今日の出来事

救急から尿のグラム染色を見てほしいと依頼がありました。グラム染色のありがたみが発揮される場面であり、細菌検査の存在意義をかけた名シーンです。なんせこれだけでグラム陽性か陰性かの区別がつき、抗菌剤選択の参考にもなるんですから。外注ではちょっと実現出来ない迅速さと便利さですよー。

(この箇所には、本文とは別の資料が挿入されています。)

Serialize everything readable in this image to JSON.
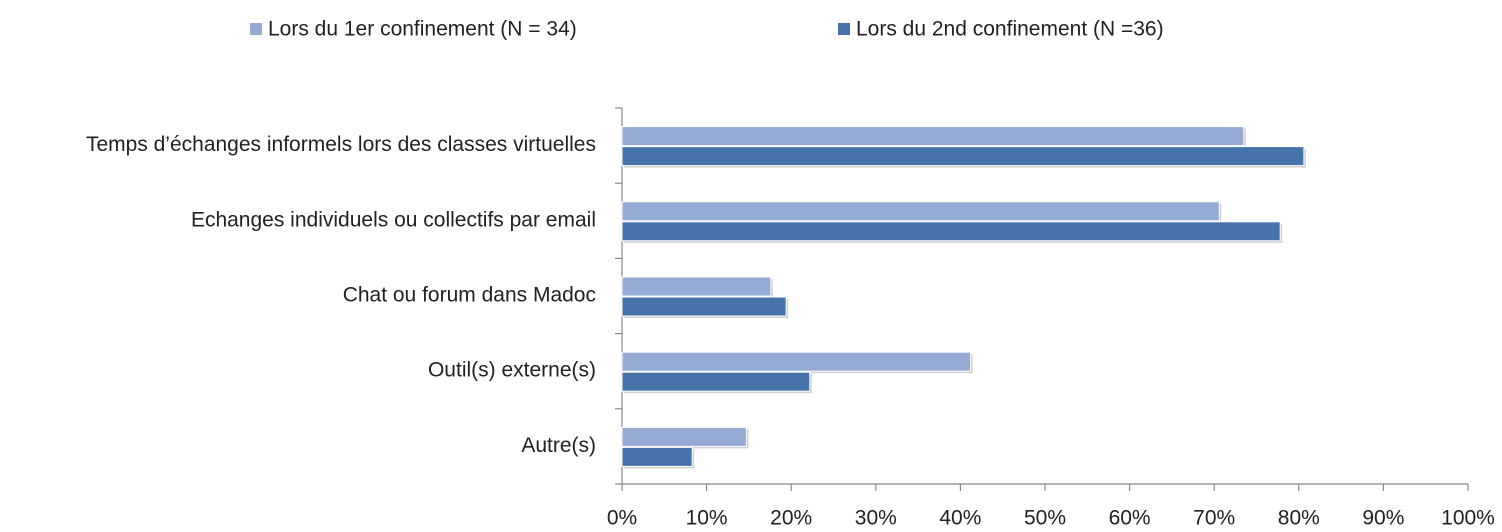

と云いたいのですがねえ。尿の概観は完全に膿尿でした。グラム染色像は予想通り、視野いっぱいにもっさり白血球が見えます。で、そこに見えるのはグラム陰性の桿菌。見た目は大腸菌のように見えましたが、ところどころに莢膜らしきもの(あくまでらしきもの)が見えるため、はっきりと大腸菌だと云い切れない感じでした。おおむね大腸菌だろうとわかれば、あとは狭域の抗菌薬で十分治療出来ます。膿尿でしたから、おそらく腎盂腎炎を起こしているでしょう。女性でしたので、膀胱炎であれば9割方大腸菌が原因菌です。ですが、グラム染色の「見え方」があまり当てにならないのも事実。発熱しているかどうか、尿路系に閉塞があるかどうかが問題でした。閉塞があれば、原因菌のリストがいっきに伸びます。

で、いちおう報告すると同時に主治医に聞いてみることに。
「白血球がもっさり見えるよ。大腸菌に見えるけど、尿路に閉塞はありますか?」
「とりあえず培養しておいてください」
「いやだから、尿路に……」
「培養しておいてください」
(ブチっ)電話切った音と頭の線がキレた音

いやね、いいんですよ?こっちは検査するのが仕事ですしね。たまーにすっごい勘違いしているやつがいるんですけどね、グラム染色の見え方って、意外に当てにならないんです。グラム染色は非常に強力で有益な検査法ではありますが、あくまで臨床診断の補助に過ぎない。患者が第一なんです。こっちからは患者が見えないので、こっちとしては聞きたいんですよ、患者の状態。発熱とか。尿路の器質的な障害がないかとか!なければ大腸菌でほぼ決まり、あるんだったらP.aeruginosaを含めた非発酵菌までカバーしないといけないでしょうが。

発熱があるなら、血液培養を勧めるつもりでしたが、結局電話を切ってしまったので、それも伝えていません。っていうか、こいつはもう知らん。使ってる薬もだいたい原因菌をカバー出来るものだし、大丈夫だろうと思います(でなきゃ、知らんなんて云えませんが)。CMZなんですが、CMZ使うならCTMを使ってほしいところです。なぜCMZなんだ。下痢しても知らんぞ。

グラム染色

これがその膿尿のグラム染色画像です。ばっちり貪食されていますが、これだけで菌名が推定出来るでしょうか。患者の基礎疾患は一切不明です(笑)。検査データから、かろうじてDM持ちかな、くらいは想像出来ましたが。

答えは脚注参照*1。ちょっと典型的な形はしていないと思いましたので、載せてみました。この事例ではCMZからIPM/CSに薬が変更されています。たぶん翌日CRPが上昇したのにビビったんだと思いますが、意外にCRPは病態を反映しません。たぶん翌週には解熱しているでしょう。

ちなみに、1日経過してようやく血液培養が提出されました。薬入れた後に採ってもおせえっつーの。